Exergue n° 19

 

« Je crois que la poésie, avant d’acquérir pour toujours, et grâce à un seul, sa dimension et ses pouvoirs, existe préliminairement en traits, en spectre et en vapeur dans le dialogue des êtres qui vivent en intelligence patente avec les ébauches autant qu’avec les grands ouvrages vraiment accomplis de la Création. La menace quasi constante d’anéantissement qui pèse sur eux est leur plus sûre sauvegarde. L’apprentissage du poète qui a lieu en pareille compagnie est un apprentissage privilégié. »

René Char, « Pourquoi du "Soleil des eaux"»
in Trois coups sous les arbres, Gallimard, p.214 , 1967.

 
 


 Aude Volpilhac

21/01/2012

 

Telle pourrait être notre mission : trouver d’abord l’interstice entre le monde et la Poésie, l’élargir, l’habiter, lui donner mesure d’homme. S’il est introuvable, le creuser, l’entrouvrir, le vivifier.
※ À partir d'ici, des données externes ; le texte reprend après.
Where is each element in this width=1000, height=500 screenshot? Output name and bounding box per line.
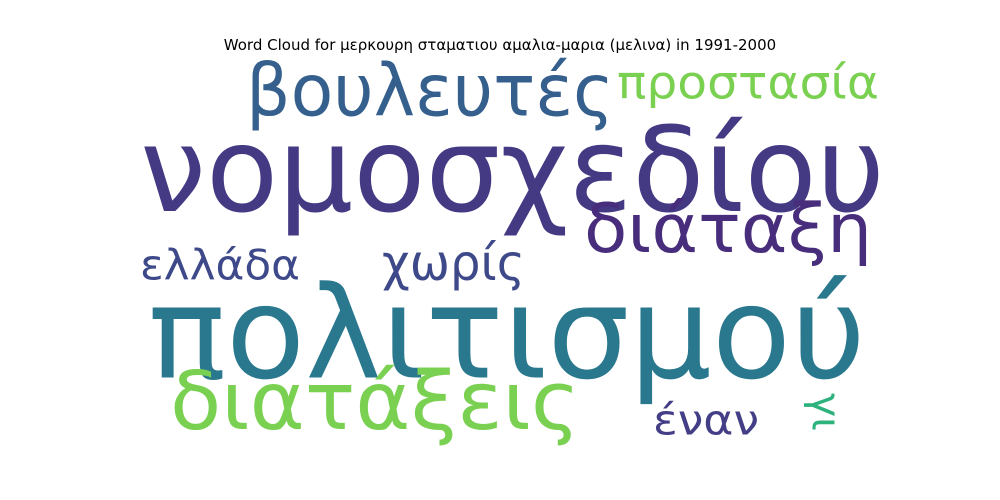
figure-title: Word Cloud for μερκουρη σταματιου αμαλια… bbox=[223, 36, 777, 54]
cloud-word-ellada: ελλάδα bbox=[140, 240, 300, 290]
cloud-word-nomoschediou: νομοσχεδίου bbox=[140, 101, 886, 240]
cloud-word-diataxeis: διατάξεις bbox=[170, 354, 580, 449]
cloud-word-choris: χωρίς bbox=[382, 233, 525, 292]
cloud-word-enan: έναν bbox=[653, 395, 759, 445]
cloud-word-vouleutes: βουλευτές bbox=[246, 48, 614, 133]
cloud-word-politismou: πολιτισμού bbox=[148, 258, 866, 409]
cloud-word-gi: γι bbox=[802, 393, 850, 431]
cloud-word-prostasia: προστασία bbox=[617, 55, 879, 110]
cloud-word-diataxi: διάταξη bbox=[584, 188, 872, 269]
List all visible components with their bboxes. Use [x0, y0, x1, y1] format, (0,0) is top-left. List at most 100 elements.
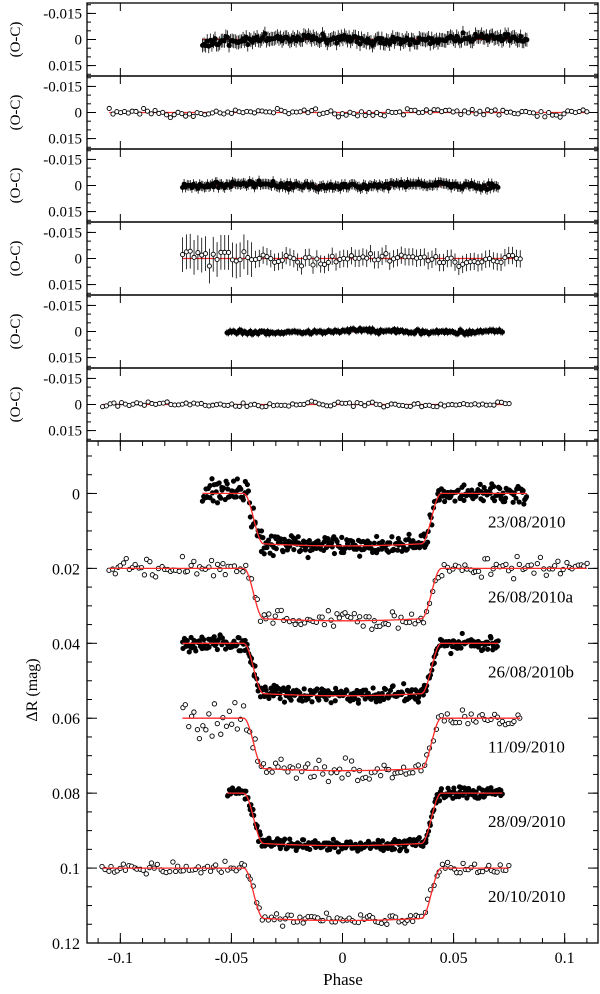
transit-model-line	[102, 867, 510, 922]
light-curve-point	[381, 762, 387, 768]
residual-point	[313, 106, 319, 112]
light-curve-point	[106, 868, 112, 874]
residual-point	[195, 250, 201, 256]
light-curve-1: 23/08/2010	[199, 476, 565, 561]
light-curve-point	[295, 534, 301, 540]
light-curve-point	[288, 697, 294, 703]
light-curve-point	[342, 755, 349, 761]
residual-point	[500, 107, 506, 113]
light-curve-point	[323, 697, 329, 703]
light-curve-point	[444, 711, 450, 717]
light-curve-point	[360, 623, 366, 629]
light-curve-point	[220, 561, 226, 567]
residual-point	[351, 111, 357, 117]
light-curve-point	[120, 861, 127, 867]
light-curve-point	[461, 497, 467, 503]
light-curve-point	[226, 708, 233, 714]
residual-point	[106, 105, 112, 112]
main-y-tick-label: 0.12	[52, 936, 80, 953]
residual-panel-4: -0.015 0 0.015 (O-C)	[8, 221, 599, 296]
light-curve-point	[188, 562, 194, 569]
light-curve-point	[528, 562, 534, 568]
light-curve-point	[348, 615, 354, 621]
light-curve-point	[243, 562, 249, 569]
residual-point	[237, 257, 243, 263]
residual-point	[298, 263, 305, 269]
light-curve-point	[266, 695, 272, 702]
light-curve-point	[491, 483, 497, 490]
light-curve-point	[287, 836, 293, 842]
light-curve-point	[363, 687, 369, 693]
light-curve-point	[415, 762, 421, 768]
light-curve-point	[218, 731, 224, 737]
residual-point	[358, 400, 364, 407]
light-curve-point	[534, 560, 541, 567]
residual-point	[240, 400, 246, 406]
light-curve-point	[398, 769, 404, 775]
residual-point	[546, 110, 552, 116]
light-curve-point	[240, 703, 247, 709]
light-curve-point	[282, 836, 288, 842]
light-curve-point	[377, 623, 383, 629]
light-curve-point	[207, 482, 213, 489]
residual-point	[469, 106, 475, 113]
residual-point	[429, 256, 435, 262]
light-curve-point	[494, 869, 500, 875]
light-curve-point	[252, 736, 258, 742]
light-curve-point	[395, 625, 401, 631]
residual-point	[333, 259, 339, 265]
residual-point	[179, 252, 186, 258]
residual-point	[538, 109, 544, 115]
light-curve-point	[494, 643, 500, 650]
residual-point	[325, 259, 331, 265]
light-curve-point	[471, 861, 478, 867]
light-curve-point	[389, 534, 395, 540]
residual-point	[203, 251, 209, 257]
residual-point	[357, 41, 363, 47]
light-curve-point	[351, 610, 357, 617]
light-curve-point	[298, 547, 304, 554]
light-curve-point	[366, 614, 372, 620]
light-curve-point	[455, 487, 461, 493]
light-curve-point	[207, 495, 213, 501]
light-curve-point	[398, 846, 404, 852]
residual-point	[245, 255, 251, 261]
residual-point	[224, 34, 230, 40]
light-curve-point	[328, 617, 334, 623]
light-curve-point	[339, 534, 345, 540]
light-curve-point	[401, 681, 407, 687]
light-curve-point	[147, 559, 153, 565]
light-curve-point	[404, 546, 410, 552]
residual-point	[374, 110, 380, 116]
light-curve-point	[206, 644, 212, 650]
light-curve-point	[499, 718, 505, 724]
light-curve-point	[241, 862, 248, 868]
light-curve-point	[311, 773, 317, 780]
residual-y-axis-label: (O-C)	[8, 241, 24, 277]
light-curve-point	[120, 560, 127, 566]
light-curve-point	[279, 923, 286, 929]
residual-point	[228, 184, 234, 190]
light-curve-point	[123, 556, 129, 562]
light-curve-point	[479, 711, 485, 718]
light-curve-point	[170, 859, 176, 865]
light-curve-point	[475, 568, 482, 574]
residual-panels: -0.01500.015(O-C)-0.01500.015(O-C)-0.015…	[8, 2, 599, 442]
light-curve-point	[436, 798, 443, 804]
series-date-label: 28/09/2010	[488, 812, 565, 831]
residual-point	[301, 107, 307, 113]
light-curve-point	[285, 684, 292, 690]
light-curve-point	[378, 772, 384, 779]
light-curve-point	[207, 868, 214, 874]
light-curve-point	[277, 695, 283, 702]
light-curve-point	[466, 785, 472, 792]
x-tick-label: -0.05	[215, 950, 248, 967]
light-curve-point	[520, 487, 526, 494]
light-curve-point	[257, 618, 264, 624]
residual-point	[499, 329, 505, 335]
light-curve-point	[201, 637, 207, 643]
residual-point	[206, 263, 212, 269]
light-curve-point	[407, 913, 414, 919]
residual-point	[407, 41, 413, 47]
residual-point	[229, 401, 235, 407]
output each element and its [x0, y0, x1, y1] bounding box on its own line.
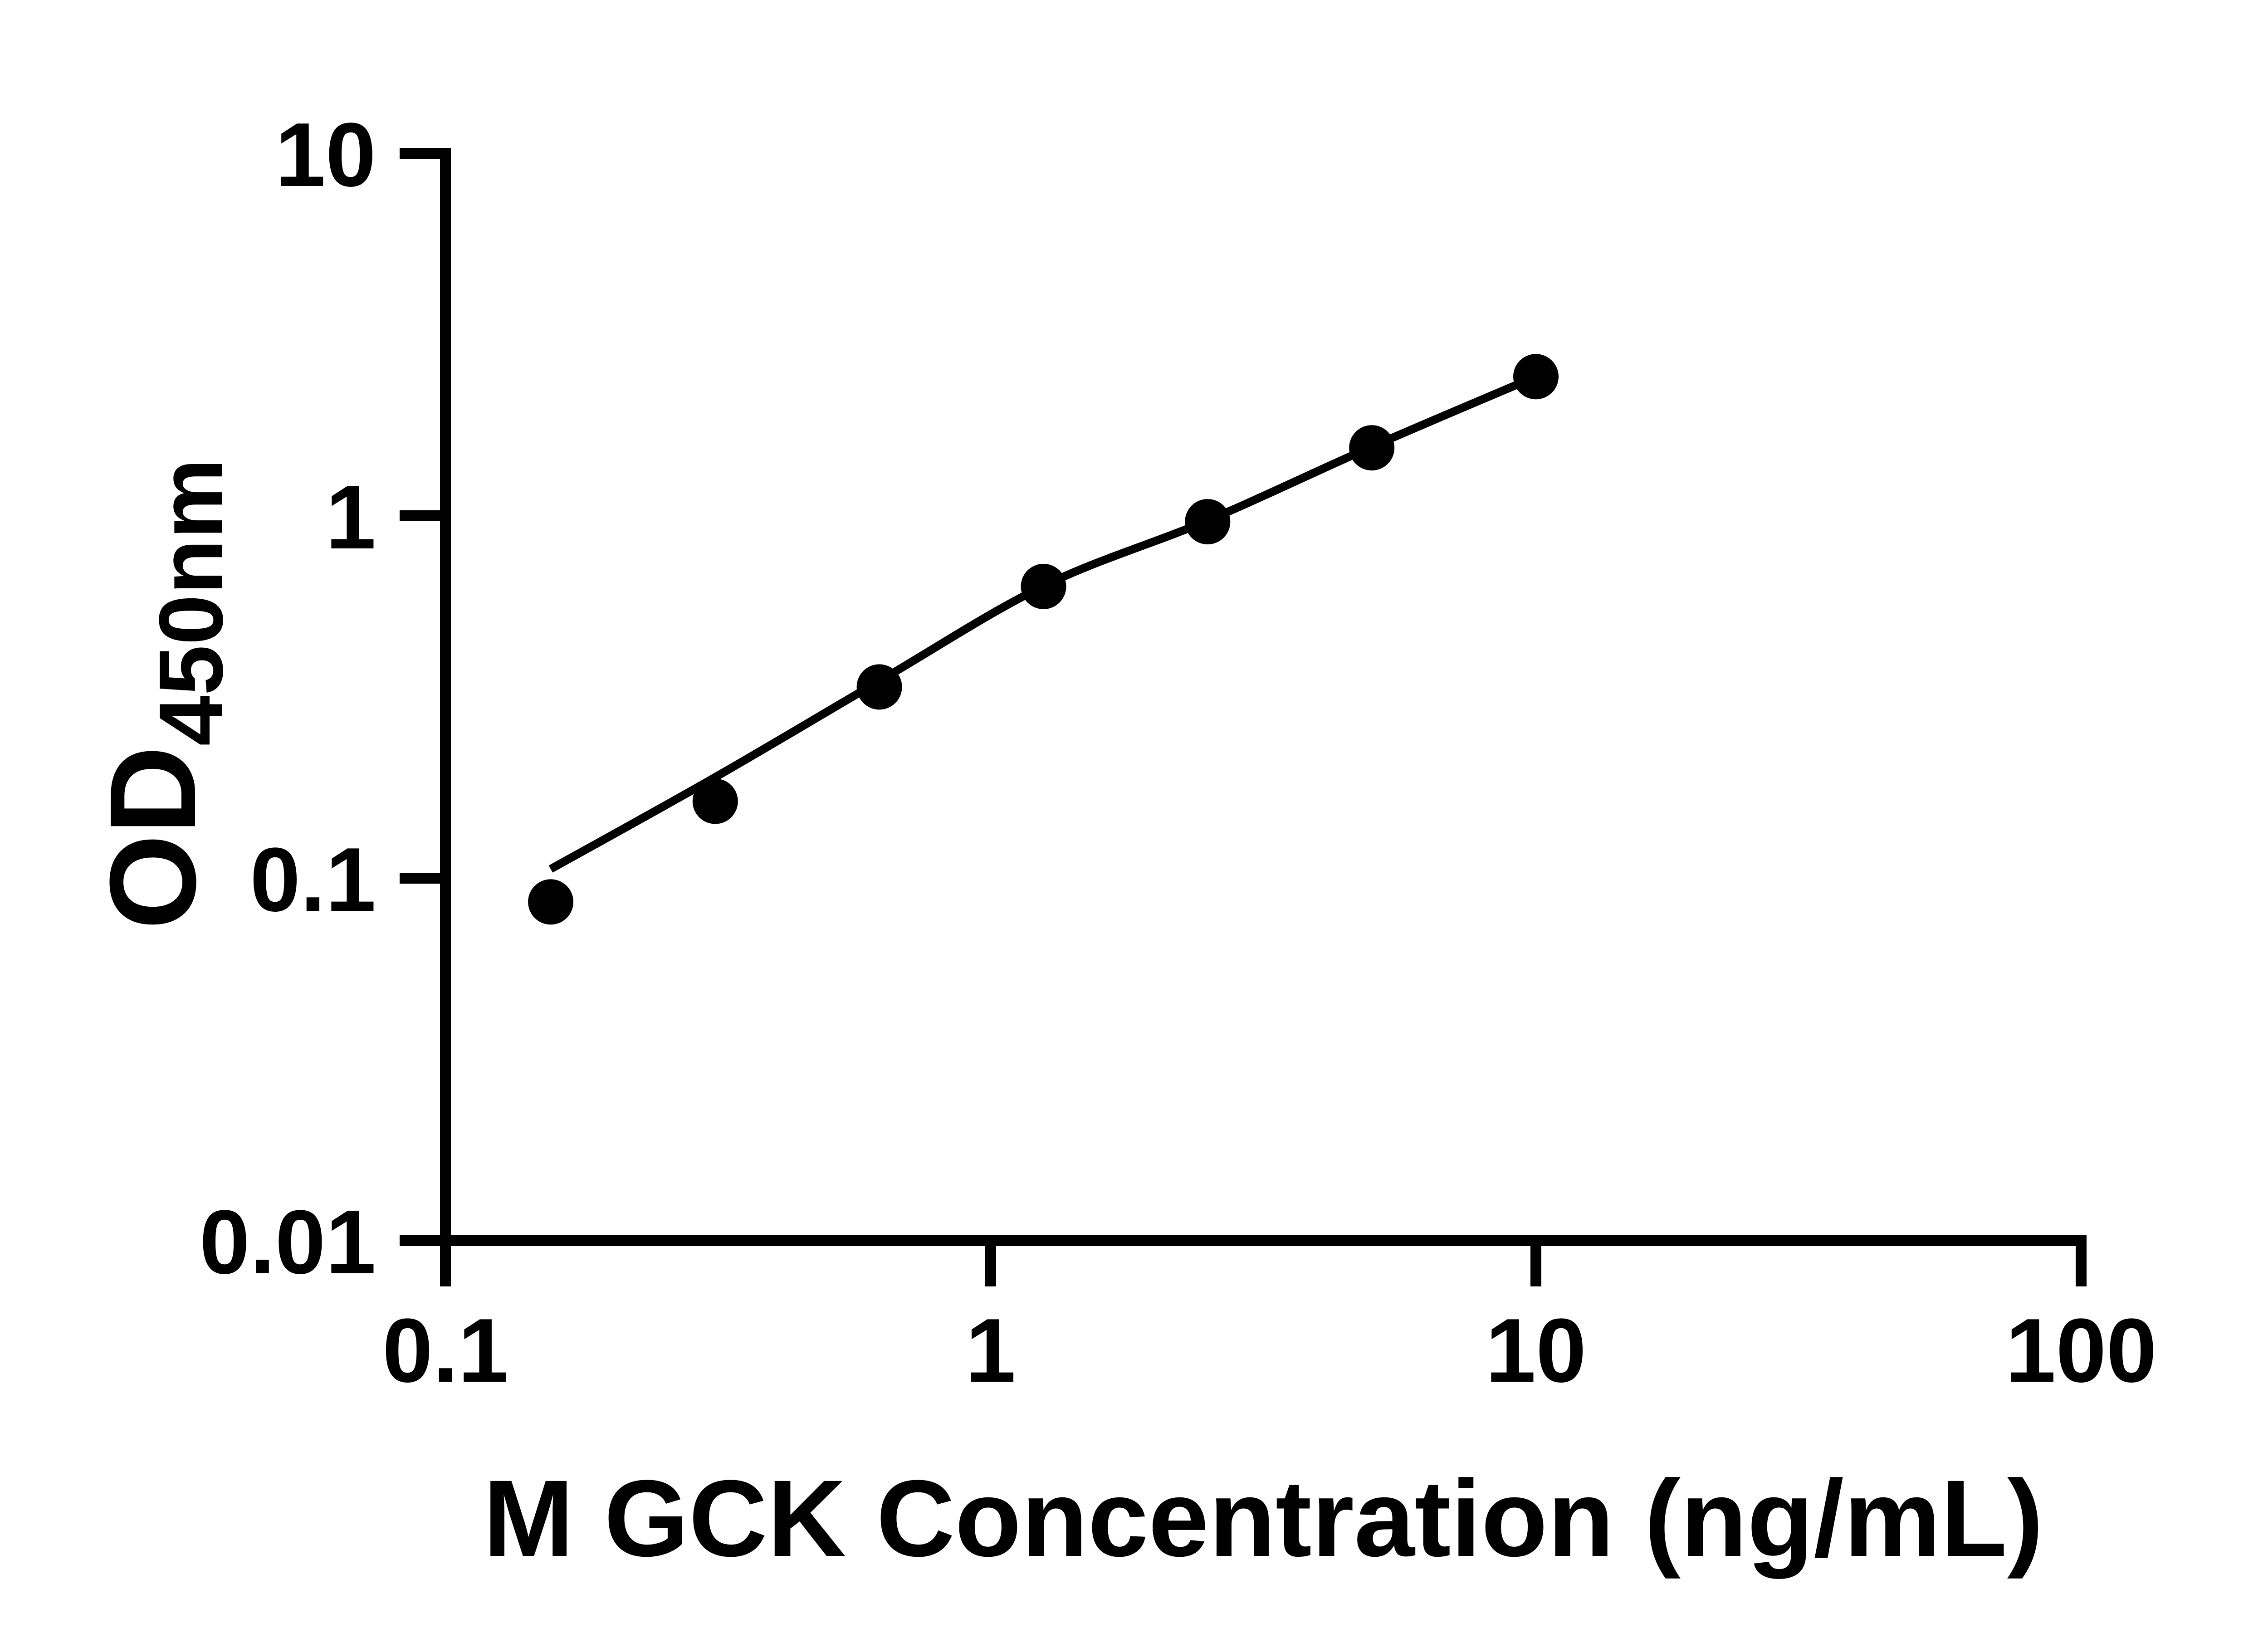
x-tick-label: 100	[2005, 1300, 2157, 1401]
y-tick-label: 0.01	[200, 1192, 376, 1293]
data-point	[856, 664, 902, 710]
data-point	[1513, 354, 1559, 400]
y-axis-title-main: OD	[85, 746, 221, 929]
axis-ticks	[400, 148, 2087, 1286]
x-tick-label: 0.1	[382, 1300, 508, 1401]
x-tick-label: 1	[965, 1300, 1016, 1401]
y-tick-label: 1	[326, 467, 376, 568]
x-tick-label: 10	[1486, 1300, 1586, 1401]
data-point	[528, 879, 574, 925]
y-tick-label: 10	[275, 104, 376, 205]
y-axis-title: OD450nm	[85, 459, 242, 930]
y-axis-title-subscript: 450nm	[141, 459, 242, 746]
data-point	[1021, 563, 1066, 609]
data-point	[1349, 425, 1395, 471]
data-point	[692, 778, 738, 824]
x-axis-title: M GCK Concentration (ng/mL)	[483, 1457, 2043, 1579]
data-points	[528, 354, 1559, 925]
y-tick-label: 0.1	[250, 829, 376, 930]
data-point	[1185, 499, 1231, 545]
axes	[440, 148, 2087, 1286]
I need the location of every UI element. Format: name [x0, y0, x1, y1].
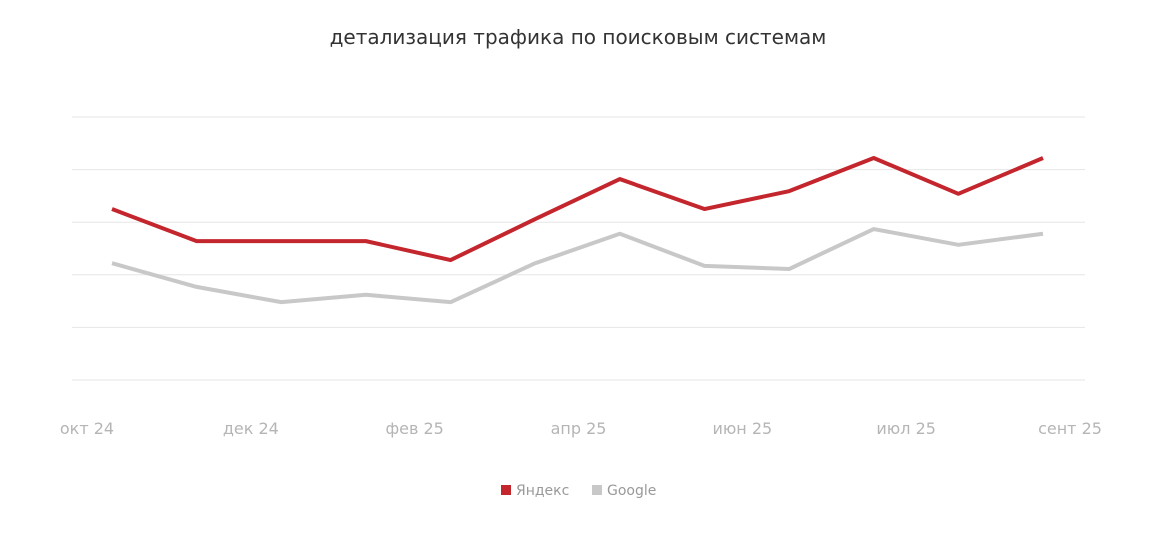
x-tick-label: сент 25 — [1038, 419, 1102, 438]
x-tick-label: июн 25 — [712, 419, 772, 438]
legend-swatch — [501, 485, 511, 495]
x-tick-label: дек 24 — [223, 419, 279, 438]
series-line-google — [111, 227, 1044, 305]
chart-title: детализация трафика по поисковым система… — [330, 25, 827, 49]
x-tick-label: апр 25 — [551, 419, 607, 438]
x-tick-label: окт 24 — [60, 419, 114, 438]
series-line-yandex — [111, 156, 1044, 263]
legend-label: Google — [607, 483, 656, 499]
x-tick-label: июл 25 — [876, 419, 936, 438]
legend-swatch — [592, 485, 602, 495]
x-tick-label: фев 25 — [385, 419, 443, 438]
legend-label: Яндекс — [516, 483, 569, 499]
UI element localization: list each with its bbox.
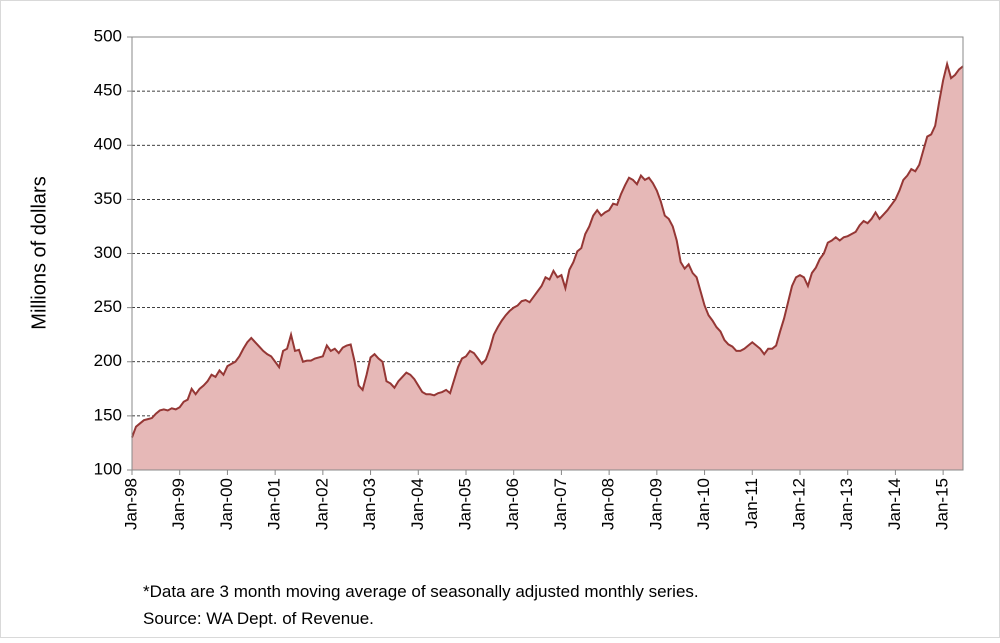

Ensuite, une fois devenus hommes-orchestres, il nous faudra faire résonner les choses, leur donner un rythme, un son, une forme pour enfin les faire transiter jusqu’au poète.

Pour cela, il faut cependant que la plupart d’entre nous sache s’effacer, devienne fantômes pour faire vibrer les choses, leur permettre de se lever : une communauté en alerte de la merveille, qui tressaille au contact de ce qui transite dans l’air d’irrégulier, de nerveux, d’indifférent aussi, afin de l’offrir au poète. Car lui seul est capable de transir l’éphémère, de laisser la trace de ce qu’il nous faut sauver. Des transitions à l’envi, l’enthousiasme retrouvé du pluriel ; voilà ce dont nous rêvons.